お嬢様――レミリア・スカーレットの名を出されては、仕方がない。
ぶっきらぼうにポケットから爪切りを取り出した。
最後の抵抗か、むくれながら、返す。
「ずるい言い方」
「じゃあ、私も困りますし?」
「……そーゆーこと、言わない!」
含み笑いを浮かべる美鈴に、咲夜は片腕を振り上げた――。
ぱち、
ぱち、
ぱち。
「――なんてことを、秘密でもなんでもない花園でされていました。ひ・わ・い」
「……卑猥かどうかはともかく、貴女はどうして知っているのよ」
「ともかくだなんてそんな! 爪を気にするイコール!」
拳を強く握る小悪魔を、パチュリー・ノーレッジは半眼で睨みつけた。
「……いえ、あの、単に私も休憩をとっていただけなんですけどね」
「それは許可したから知っているんだけど、よくあのフタリに気づかれなかったなって」
「木の下でうたた寝していると、何時の間にか鳥さんが巣を作る勢いで群がっていました」
暫く動けなかったらしい。
――場所を移して、大図書館。
睦まじいフタリの様子を、それはもう大変嬉しそうに語る小悪魔。
卑猥云々抜きにしても、彼女はそう言った話を好んでいた。
例えば、喧嘩は嫌いだが痴話喧嘩なら大好物だ。
閑話休題。
(身振り手振りまで加えそうね……)――朗らかに語り続ける小悪魔に嘆息し、ふと、パチュリーは首を捻る。
「ねぇ、小悪魔」
話の内容――紡がれるフタリの様子に、不可思議な点を見出した。
「わ、動かないでください、パチュリー様」
「あ……ごめんなさい」
「いえ。
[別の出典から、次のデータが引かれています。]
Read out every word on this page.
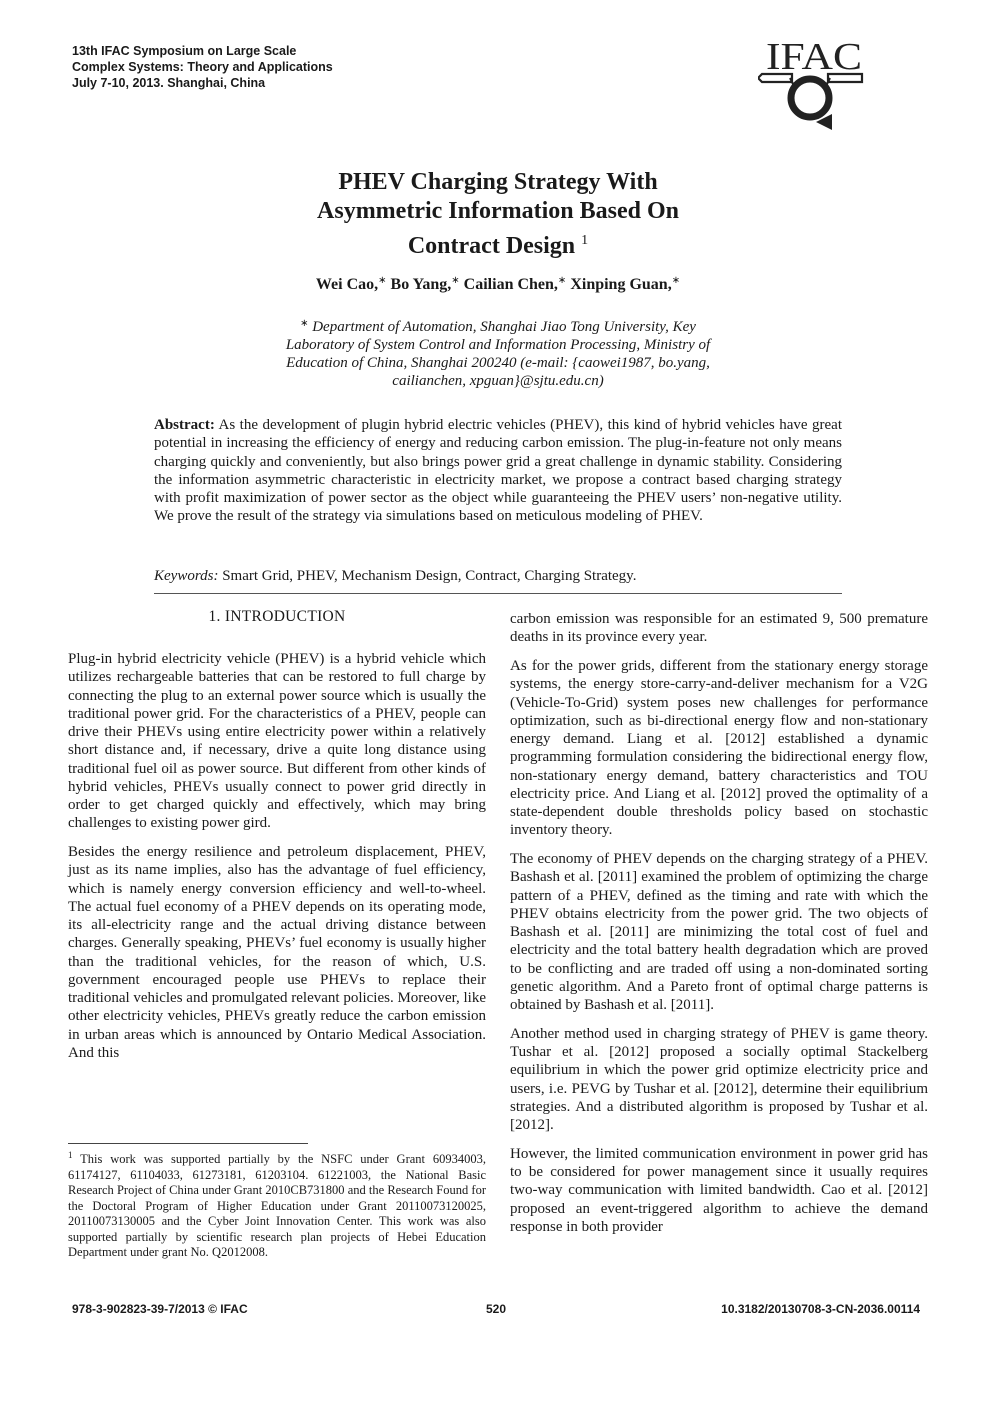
13th IFAC Symposium on Large Scale
Complex Systems: Theory and Applications
July 7-10, 2013. Shanghai, China
IFAC
PHEV Charging Strategy With
Asymmetric Information Based On
Contract Design $^1$
Wei Cao,∗ Bo Yang,∗ Cailian Chen,∗ Xinping Guan,∗
∗ Department of Automation, Shanghai Jiao Tong University, Key
Laboratory of System Control and Information Processing, Ministry of
Education of China, Shanghai 200240 (e-mail: {caowei1987, bo.yang,
cailianchen, xpguan}@sjtu.edu.cn)

Abstract: As the development of plugin hybrid electric vehicles (PHEV), this kind of hybrid vehicles have great potential in increasing the efficiency of energy and reducing carbon emission. The plug-in-feature not only means charging quickly and conveniently, but also brings power grid a great challenge in dynamic stability. Considering the information asymmetric characteristic in electricity market, we propose a contract based charging strategy with profit maximization of power sector as the object while guaranteeing the PHEV users’ non-negative utility. We prove the result of the strategy via simulations based on meticulous modeling of PHEV.

Keywords: Smart Grid, PHEV, Mechanism Design, Contract, Charging Strategy.

1. INTRODUCTION

Plug-in hybrid electricity vehicle (PHEV) is a hybrid vehicle which utilizes rechargeable batteries that can be restored to full charge by connecting the plug to an external power source which is usually the traditional power grid. For the characteristics of a PHEV, people can drive their PHEVs using entire electricity power within a relatively short distance and, if necessary, drive a quite long distance using traditional fuel oil as power source. But different from other kinds of hybrid vehicles, PHEVs usually connect to power grid directly in order to get charged quickly and effectively, which may bring challenges to existing power gird.

Besides the energy resilience and petroleum displacement, PHEV, just as its name implies, also has the advantage of fuel efficiency, which is namely energy conversion efficiency and well-to-wheel. The actual fuel economy of a PHEV depends on its operating mode, its all-electricity range and the actual driving distance between charges. Generally speaking, PHEVs’ fuel economy is usually higher than the traditional vehicles, for the reason of which, U.S. government encouraged people use PHEVs to replace their traditional vehicles and promulgated relevant policies. Moreover, like other electricity vehicles, PHEVs greatly reduce the carbon emission in urban areas which is announced by Ontario Medical Association. And this

carbon emission was responsible for an estimated 9, 500 premature deaths in its province every year.

As for the power grids, different from the stationary energy storage systems, the energy store-carry-and-deliver mechanism for a V2G (Vehicle-To-Grid) system poses new challenges for performance optimization, such as bi-directional energy flow and non-stationary energy demand. Liang et al. [2012] established a dynamic programming formulation considering the bidirectional energy flow, non-stationary energy demand, battery characteristics and TOU electricity price. And Liang et al. [2012] proved the optimality of a state-dependent double thresholds policy based on stochastic inventory theory.

The economy of PHEV depends on the charging strategy of a PHEV. Bashash et al. [2011] examined the problem of optimizing the charge pattern of a PHEV, defined as the timing and rate with which the PHEV obtains electricity from the power grid. The two objects of Bashash et al. [2011] are minimizing the total cost of fuel and electricity and the total battery health degradation which are proved to be conflicting and are traded off using a non-dominated sorting genetic algorithm. And a Pareto front of optimal charge patterns is obtained by Bashash et al. [2011].

Another method used in charging strategy of PHEV is game theory. Tushar et al. [2012] proposed a socially optimal Stackelberg equilibrium in which the power grid optimize electricity price and users, i.e. PEVG by Tushar et al. [2012], determine their equilibrium strategies. And a distributed algorithm is proposed by Tushar et al. [2012].

However, the limited communication environment in power grid has to be considered for power management since it usually requires two-way communication with limited bandwidth. Cao et al. [2012] proposed an event-triggered algorithm to achieve the demand response in both provider

$^1$ This work was supported partially by the NSFC under Grant 60934003, 61174127, 61104033, 61273181, 61203104. 61221003, the National Basic Research Project of China under Grant 2010CB731800 and the Research Found for the Doctoral Program of Higher Education under Grant 20110073120025, 20110073130005 and the Cyber Joint Innovation Center. This work was also supported partially by scientific research plan projects of Hebei Education Department under grant No. Q2012008.

978-3-902823-39-7/2013 © IFAC	520	10.3182/20130708-3-CN-2036.00114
えーと?」
促す小悪魔に、再度口を開く。
「爪切りなんだけど」
「致しましょうか?」
「自分でする」
そう、と続けた。
「爪切りって、普通、自分でするものじゃないの?」
つまり、咲夜は美鈴に任せていたようだ。
一拍の後、小悪魔が、先ほどのパチュリーのように首を捻り、応える。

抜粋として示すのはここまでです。